7 Electrical Cables and Boxes

Electrical cables (including conduit) or boxes installed inside, on top of, or beneath a roof assembly may expose roofing workers to electrical shock, and may inhibit the installation of some roof systems designed to resist wind uplift. Furthermore, electrical cables on, in or under the roof assembly expose the building and the public to both shock and fire. Hidden electrical wiring and boxed junctions can be extremely difficult to document before work begins, and while some technologies are purportedly accurate in identifying energized circuits before they are damaged, false readings make these technologies less than reliable. During replacement roofing, avoiding damage to electrical circuits from cutters and fasteners is sometimes next to impossible. It is therefore desirable to design buildings with realistic separations between electrical wiring and boxes, and roof assemblies.

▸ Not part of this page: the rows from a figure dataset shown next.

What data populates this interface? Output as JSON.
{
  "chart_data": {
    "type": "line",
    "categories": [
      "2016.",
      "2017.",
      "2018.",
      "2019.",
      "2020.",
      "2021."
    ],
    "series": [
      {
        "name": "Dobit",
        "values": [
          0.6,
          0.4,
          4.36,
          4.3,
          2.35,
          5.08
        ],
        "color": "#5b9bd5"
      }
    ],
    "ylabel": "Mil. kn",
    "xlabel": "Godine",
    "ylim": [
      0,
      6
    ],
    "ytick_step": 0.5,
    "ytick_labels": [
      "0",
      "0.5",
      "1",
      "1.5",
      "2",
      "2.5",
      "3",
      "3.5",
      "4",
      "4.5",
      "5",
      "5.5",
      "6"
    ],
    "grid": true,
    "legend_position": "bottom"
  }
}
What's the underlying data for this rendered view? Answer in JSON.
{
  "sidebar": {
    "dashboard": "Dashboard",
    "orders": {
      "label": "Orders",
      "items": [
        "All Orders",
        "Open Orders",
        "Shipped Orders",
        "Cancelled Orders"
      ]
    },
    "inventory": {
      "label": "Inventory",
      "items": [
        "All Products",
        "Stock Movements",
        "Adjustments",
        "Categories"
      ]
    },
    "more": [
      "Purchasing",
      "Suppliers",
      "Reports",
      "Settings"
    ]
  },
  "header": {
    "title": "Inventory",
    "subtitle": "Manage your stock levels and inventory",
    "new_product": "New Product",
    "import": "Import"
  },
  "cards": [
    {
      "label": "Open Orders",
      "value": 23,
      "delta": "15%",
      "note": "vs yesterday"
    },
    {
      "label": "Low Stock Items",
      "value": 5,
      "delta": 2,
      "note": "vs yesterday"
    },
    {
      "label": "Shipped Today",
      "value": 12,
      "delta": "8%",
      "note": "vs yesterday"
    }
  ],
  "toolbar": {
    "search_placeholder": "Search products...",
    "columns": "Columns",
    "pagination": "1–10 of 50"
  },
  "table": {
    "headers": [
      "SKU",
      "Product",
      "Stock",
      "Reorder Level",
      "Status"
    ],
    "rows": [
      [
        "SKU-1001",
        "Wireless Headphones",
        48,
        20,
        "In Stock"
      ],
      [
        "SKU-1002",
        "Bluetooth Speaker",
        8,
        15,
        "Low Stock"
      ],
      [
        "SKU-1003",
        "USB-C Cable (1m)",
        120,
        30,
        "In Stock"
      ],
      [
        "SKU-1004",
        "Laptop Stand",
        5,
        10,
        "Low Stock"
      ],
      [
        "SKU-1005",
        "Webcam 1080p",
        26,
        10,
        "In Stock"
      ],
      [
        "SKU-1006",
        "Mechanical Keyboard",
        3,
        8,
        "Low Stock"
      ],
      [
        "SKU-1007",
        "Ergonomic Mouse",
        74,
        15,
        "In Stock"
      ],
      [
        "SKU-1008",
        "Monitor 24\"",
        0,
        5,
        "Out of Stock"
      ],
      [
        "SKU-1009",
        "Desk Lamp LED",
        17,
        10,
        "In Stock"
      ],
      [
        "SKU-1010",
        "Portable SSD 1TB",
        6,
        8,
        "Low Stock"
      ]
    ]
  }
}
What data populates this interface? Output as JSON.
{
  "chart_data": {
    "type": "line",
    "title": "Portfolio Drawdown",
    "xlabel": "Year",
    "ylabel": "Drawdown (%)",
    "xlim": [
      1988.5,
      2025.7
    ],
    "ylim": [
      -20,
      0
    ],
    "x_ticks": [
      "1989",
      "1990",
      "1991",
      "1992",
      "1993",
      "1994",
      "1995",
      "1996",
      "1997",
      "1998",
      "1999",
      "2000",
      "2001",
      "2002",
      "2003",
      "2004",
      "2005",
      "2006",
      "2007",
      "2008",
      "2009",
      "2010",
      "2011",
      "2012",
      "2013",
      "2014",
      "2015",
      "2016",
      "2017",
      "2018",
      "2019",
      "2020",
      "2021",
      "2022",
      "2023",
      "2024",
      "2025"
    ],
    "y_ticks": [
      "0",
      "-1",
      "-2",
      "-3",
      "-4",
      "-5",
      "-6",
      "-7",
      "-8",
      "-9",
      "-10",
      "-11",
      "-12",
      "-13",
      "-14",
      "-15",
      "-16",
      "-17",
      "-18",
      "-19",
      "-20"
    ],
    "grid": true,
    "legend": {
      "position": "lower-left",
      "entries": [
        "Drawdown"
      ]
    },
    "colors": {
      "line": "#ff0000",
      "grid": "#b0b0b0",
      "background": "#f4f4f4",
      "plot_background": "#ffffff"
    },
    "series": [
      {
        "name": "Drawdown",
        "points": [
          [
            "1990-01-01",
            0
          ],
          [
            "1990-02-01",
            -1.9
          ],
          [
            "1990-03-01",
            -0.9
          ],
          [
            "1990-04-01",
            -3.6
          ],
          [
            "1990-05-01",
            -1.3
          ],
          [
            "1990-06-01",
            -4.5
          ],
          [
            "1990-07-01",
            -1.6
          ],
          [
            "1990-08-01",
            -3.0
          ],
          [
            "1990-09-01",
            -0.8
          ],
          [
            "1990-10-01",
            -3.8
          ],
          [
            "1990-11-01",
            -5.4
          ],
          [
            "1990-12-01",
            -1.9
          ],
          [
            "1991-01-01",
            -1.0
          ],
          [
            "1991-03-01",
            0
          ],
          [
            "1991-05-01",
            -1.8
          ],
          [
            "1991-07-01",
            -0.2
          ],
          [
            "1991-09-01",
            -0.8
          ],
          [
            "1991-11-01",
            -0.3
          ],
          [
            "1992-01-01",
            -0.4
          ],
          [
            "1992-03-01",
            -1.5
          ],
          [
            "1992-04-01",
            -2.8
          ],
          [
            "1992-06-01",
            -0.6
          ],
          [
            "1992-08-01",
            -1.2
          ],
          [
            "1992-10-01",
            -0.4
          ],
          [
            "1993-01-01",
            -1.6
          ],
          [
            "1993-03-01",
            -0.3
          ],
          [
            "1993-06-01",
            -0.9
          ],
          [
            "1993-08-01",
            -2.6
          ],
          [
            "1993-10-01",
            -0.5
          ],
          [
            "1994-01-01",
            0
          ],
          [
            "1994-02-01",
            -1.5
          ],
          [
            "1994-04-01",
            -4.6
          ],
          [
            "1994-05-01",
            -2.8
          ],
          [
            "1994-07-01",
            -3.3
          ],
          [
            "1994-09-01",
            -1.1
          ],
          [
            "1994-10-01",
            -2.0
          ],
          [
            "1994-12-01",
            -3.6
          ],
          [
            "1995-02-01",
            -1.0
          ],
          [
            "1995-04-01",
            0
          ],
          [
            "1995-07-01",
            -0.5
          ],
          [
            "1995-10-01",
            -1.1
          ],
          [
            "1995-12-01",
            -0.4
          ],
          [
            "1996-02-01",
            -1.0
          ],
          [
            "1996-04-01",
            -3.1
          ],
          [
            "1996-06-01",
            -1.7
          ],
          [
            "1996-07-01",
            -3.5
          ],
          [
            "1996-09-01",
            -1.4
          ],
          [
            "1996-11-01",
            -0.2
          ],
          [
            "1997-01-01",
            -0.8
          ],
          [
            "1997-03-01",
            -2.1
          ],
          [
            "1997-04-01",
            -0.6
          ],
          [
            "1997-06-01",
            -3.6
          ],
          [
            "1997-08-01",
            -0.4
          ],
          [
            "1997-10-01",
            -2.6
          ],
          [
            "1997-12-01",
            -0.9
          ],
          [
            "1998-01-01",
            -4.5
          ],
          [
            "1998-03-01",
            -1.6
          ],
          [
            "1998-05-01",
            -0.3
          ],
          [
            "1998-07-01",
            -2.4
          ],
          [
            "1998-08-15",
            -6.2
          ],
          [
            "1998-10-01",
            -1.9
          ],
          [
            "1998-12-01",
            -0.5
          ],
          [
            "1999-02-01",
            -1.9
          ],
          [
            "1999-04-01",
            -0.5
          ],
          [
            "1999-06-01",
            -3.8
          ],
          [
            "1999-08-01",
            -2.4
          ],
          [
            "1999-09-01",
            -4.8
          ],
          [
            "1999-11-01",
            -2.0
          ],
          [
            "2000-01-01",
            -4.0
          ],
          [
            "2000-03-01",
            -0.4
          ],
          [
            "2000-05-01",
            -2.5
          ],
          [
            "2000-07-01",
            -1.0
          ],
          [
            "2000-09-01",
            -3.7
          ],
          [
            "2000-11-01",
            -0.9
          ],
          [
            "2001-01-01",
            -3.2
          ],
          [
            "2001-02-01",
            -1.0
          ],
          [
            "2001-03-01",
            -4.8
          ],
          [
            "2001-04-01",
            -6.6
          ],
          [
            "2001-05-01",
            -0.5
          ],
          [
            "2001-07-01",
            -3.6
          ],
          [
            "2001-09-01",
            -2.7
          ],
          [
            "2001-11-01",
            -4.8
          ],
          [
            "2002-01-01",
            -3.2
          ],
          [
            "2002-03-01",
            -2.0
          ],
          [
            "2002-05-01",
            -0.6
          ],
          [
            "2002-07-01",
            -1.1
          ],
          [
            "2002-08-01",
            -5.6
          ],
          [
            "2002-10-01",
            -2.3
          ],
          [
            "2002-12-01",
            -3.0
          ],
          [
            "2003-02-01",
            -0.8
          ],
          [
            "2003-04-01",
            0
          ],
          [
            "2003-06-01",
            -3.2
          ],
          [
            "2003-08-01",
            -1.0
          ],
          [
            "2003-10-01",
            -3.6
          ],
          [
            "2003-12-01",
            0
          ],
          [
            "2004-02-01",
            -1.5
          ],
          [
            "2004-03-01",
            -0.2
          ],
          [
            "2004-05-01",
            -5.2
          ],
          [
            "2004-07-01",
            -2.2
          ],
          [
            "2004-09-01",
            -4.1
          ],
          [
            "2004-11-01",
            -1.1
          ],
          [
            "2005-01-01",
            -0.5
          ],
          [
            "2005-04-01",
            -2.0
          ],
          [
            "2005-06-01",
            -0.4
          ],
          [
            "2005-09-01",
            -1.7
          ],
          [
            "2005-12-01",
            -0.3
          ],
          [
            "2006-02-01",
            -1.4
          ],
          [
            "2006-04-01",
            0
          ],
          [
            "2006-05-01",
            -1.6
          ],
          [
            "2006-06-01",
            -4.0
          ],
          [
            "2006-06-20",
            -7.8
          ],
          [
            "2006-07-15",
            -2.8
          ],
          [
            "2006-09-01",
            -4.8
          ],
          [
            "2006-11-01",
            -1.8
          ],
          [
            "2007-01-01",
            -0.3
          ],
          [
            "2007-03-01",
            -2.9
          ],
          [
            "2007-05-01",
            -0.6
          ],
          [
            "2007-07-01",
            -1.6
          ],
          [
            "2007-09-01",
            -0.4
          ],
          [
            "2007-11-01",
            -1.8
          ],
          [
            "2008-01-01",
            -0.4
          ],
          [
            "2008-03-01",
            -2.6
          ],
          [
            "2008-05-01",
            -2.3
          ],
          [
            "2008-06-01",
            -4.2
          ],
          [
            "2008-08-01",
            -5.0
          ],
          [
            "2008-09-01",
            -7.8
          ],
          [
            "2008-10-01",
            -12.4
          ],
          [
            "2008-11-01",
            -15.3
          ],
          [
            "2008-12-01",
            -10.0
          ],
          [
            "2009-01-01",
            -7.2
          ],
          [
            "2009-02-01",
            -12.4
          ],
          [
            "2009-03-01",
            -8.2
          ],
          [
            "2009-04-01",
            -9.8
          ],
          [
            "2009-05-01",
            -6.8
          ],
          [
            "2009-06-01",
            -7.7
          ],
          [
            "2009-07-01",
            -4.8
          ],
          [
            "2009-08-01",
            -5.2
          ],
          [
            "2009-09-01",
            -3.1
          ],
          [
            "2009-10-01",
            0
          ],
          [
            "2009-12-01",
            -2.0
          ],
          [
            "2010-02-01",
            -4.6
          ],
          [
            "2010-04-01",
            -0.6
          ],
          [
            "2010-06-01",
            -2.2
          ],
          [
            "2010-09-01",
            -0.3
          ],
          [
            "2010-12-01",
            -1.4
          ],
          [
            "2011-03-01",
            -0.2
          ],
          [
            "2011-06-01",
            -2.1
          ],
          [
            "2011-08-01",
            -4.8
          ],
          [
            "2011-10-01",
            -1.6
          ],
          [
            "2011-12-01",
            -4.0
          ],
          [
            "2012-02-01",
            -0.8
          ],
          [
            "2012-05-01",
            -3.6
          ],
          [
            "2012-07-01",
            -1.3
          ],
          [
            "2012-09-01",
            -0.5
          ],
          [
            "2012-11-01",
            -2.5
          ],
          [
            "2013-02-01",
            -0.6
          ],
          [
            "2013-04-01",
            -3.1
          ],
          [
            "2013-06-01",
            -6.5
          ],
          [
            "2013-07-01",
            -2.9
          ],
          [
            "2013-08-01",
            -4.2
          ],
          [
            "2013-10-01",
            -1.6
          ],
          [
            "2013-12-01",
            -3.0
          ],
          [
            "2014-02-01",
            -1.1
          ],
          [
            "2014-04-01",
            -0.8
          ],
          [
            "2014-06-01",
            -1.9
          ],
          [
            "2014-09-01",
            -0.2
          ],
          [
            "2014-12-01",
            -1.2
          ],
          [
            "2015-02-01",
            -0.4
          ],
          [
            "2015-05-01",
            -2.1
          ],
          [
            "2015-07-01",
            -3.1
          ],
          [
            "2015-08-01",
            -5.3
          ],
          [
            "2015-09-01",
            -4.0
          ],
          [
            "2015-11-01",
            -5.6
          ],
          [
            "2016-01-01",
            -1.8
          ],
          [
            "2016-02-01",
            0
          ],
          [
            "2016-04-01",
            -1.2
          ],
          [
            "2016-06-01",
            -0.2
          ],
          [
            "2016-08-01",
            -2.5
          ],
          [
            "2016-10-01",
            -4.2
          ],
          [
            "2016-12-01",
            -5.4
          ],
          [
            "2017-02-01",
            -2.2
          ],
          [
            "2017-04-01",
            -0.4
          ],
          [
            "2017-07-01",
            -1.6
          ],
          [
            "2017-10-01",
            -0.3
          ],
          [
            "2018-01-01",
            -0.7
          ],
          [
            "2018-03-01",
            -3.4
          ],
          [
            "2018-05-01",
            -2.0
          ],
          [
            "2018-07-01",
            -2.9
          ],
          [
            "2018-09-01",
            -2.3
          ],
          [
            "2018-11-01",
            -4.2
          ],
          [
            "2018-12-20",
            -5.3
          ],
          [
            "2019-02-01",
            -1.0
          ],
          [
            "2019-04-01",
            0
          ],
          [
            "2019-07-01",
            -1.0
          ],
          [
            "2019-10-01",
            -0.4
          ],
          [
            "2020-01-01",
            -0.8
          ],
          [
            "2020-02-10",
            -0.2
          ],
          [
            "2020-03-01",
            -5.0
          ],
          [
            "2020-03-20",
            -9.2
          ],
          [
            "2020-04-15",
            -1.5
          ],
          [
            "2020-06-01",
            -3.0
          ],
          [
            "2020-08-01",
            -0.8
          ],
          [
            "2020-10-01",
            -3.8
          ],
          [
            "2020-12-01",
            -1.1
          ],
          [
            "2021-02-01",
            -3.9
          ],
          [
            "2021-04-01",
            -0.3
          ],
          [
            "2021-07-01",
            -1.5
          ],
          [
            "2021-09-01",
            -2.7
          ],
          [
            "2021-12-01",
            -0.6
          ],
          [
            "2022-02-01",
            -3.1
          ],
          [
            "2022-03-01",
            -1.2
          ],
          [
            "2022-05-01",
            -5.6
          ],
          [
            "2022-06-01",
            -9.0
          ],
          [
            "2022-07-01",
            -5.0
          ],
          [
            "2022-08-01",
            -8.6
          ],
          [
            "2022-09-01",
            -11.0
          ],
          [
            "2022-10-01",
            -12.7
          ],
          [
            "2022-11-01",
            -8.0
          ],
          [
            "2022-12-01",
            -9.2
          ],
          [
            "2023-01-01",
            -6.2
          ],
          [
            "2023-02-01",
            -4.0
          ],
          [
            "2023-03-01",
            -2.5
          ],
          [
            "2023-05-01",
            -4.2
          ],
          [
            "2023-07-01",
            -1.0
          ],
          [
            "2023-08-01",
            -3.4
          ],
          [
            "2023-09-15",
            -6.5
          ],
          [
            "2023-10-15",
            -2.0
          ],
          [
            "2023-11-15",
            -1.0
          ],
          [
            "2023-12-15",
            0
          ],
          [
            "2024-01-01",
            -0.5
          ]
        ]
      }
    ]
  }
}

For more about this topic, see the reprinted Safety Bulletin issued by the BC Safety Authority, republished in the November 10, 2015 Technical Update.

Currently, neither the Canadian Electrical Code, Part I nor the British Columbia Electrical Code expressly prohibit, nor expresslypermit, the installation electrical cables and boxes anywhere in close proximity to a roof assembly. The Design Authority therefore has the latitude to write restrictions concerning the location of electrical installations, and consequently eliminate shock and fire hazards. To do so, apply the following standards when preparing Project specifications to qualify for a RoofStar Guarantee.

7.1 New Construction

  1. Electrical cables, raceways or boxes shall not be installed within a roof assembly(Figure 2.7.1-1).
  2. Electrical cables, raceways or boxes shall not be installed on the underside of a roof assembly, unless
    1. the supporting deck structure equals or exceeds 76 mm (3”) in thickness(Figure 2.7.1-2), or
    2. the cables, raceways or boxes are installed and supported so there is a separation of not less than 38 mm measured between the underside of the roof assembly and the electrical installation (Figure 2.7.1-3).
  3. Notwithstanding either (1) and (2), cables or raceways shall be permitted to pass through a roof assembly for connection to electrical equipment installed on the roof, provided that the passage through the roof is a part of the roof assembly design.
  4. Electrical cables installed above the roof assembly should be elevated to permit proper support, roof maintenance and future replacement roofing (Figure 2.7.1-4).
Figures 2.7.1-1
Figure 2.1.8.1.-A (Electrical).jpg
Figures 2.7.1-2
Figure 2.1.8.1.-B (Electrical).jpg
Figures 2.7.1-3
Figure 2.1.8.1.-C (Electrical).jpg
Figures 2.7.1-4
Figure 2.1.8.1.-D (Electrical).jpg

7.2 Replacement Roofing

  1. If existing electrical cables or boxes do not conform to the standards in 2.7.1 New Construction, the Design Authority must consider the attachment of the roof system above the electrical system, and the requirements set out in Part 3 SECURING the ROOF ASSEMBLY.
  2. The Design Authority should
    1. specify protection of existing electrical cables and boxes (a 5 mm (3/16”) steel plate may be used to minimize the possibility of fastener penetration and cutter damage, but it should be understood that protection plates may interfere with mechanical fasteners used to secure the roof system against wind uplift, even for future replacement roofing).
    2. provide the building owner with detailed as-built drawings that accurately map the location of electrical cables and boxes.